BASF China boss Kamieth leads race for new CEO

MOSCOW (MRC) -- BASF SE board member Markus Kamieth is leading the race to succeed Martin Brudermuller as BASF chairman, according to Reuters.

BASF chief technology officer Melanie Maas-Brunner is still a possible candidate alongside Kamieth, according to an anonymous source, Reuters said. BASF’s supervisory board will pick a successor at the beginning of October at the earliest, it said.

Kamieth is responsible for the company’s catalysts, coatings, dispersions and resins and performance chemicals divisions, as well as for the Greater China, South and East Asia, ASEAN and Australia and New Zealand regions and is closely associated with BASF’s EUR10 billion investment project at Zhanjiang, China.

“Kamieth is said to be the clear favorite for the post and is backed by Brudermuller, after Saori Dubourg, who headed BASF’s European business, left the company in February,” said the Financial Times report, citing people familiar with the matter.

A BASF spokesperson, quoted by Reuters, said there has been no decision yet on Brudermuller’s succession. Brudermuller has been chairman of BASF since 2018 and his contract ends in about May 2024. He was also re-elected president of Cefic for another two-year term in October 2022. Brudermuller started his first term as president of Cefic in October 2020.

Earlier this month, BASF cut its full-year guidance because of lower-than-expected demand. BASF will publish its second-quarter results on July 28.

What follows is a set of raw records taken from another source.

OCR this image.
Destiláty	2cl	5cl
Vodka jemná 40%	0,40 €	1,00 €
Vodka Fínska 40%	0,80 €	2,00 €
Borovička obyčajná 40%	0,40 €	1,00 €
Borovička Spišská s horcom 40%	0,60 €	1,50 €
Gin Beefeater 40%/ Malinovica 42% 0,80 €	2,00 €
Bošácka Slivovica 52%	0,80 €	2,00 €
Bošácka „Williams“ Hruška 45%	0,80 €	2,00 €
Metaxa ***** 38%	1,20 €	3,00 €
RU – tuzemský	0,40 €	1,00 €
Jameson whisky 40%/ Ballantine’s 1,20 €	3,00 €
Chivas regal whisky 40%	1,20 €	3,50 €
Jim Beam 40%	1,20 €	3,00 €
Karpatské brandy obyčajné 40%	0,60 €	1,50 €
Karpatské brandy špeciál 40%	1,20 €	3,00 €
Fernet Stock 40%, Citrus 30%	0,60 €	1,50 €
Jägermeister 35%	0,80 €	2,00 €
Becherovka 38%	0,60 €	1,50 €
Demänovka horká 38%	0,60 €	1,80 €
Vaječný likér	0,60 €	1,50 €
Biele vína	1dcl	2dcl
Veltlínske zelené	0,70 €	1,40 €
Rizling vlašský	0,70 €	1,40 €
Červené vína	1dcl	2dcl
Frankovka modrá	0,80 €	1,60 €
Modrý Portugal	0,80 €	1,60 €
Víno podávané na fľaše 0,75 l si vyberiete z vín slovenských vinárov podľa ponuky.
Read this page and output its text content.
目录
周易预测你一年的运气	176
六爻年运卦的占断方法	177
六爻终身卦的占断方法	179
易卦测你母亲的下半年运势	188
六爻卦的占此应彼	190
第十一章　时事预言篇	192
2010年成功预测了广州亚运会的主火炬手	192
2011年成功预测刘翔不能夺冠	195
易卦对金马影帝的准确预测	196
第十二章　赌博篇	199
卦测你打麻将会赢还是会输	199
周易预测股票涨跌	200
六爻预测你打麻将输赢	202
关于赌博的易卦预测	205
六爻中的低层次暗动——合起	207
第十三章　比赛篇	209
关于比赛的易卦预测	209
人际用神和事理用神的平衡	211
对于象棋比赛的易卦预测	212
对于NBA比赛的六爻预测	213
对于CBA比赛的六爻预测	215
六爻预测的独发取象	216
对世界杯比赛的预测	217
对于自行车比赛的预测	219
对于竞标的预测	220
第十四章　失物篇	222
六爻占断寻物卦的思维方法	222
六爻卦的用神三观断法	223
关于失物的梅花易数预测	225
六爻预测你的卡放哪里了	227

We remind, BASF celebrated the opening of Europe’s first co-located center of battery material production and battery recycling in Schwarzheide, Germany. The inauguration of a state-of-the-art production facility for high-performance cathode active materials and the unveiling ceremony for a battery recycling plant for the production of black mass represent important steps toward closing the loop for the European battery value chain – from the collection of used batteries and the recovery of mineral raw materials to their use in the production of new battery materials. Major step in Europe to participate in the rapidly growing global battery market.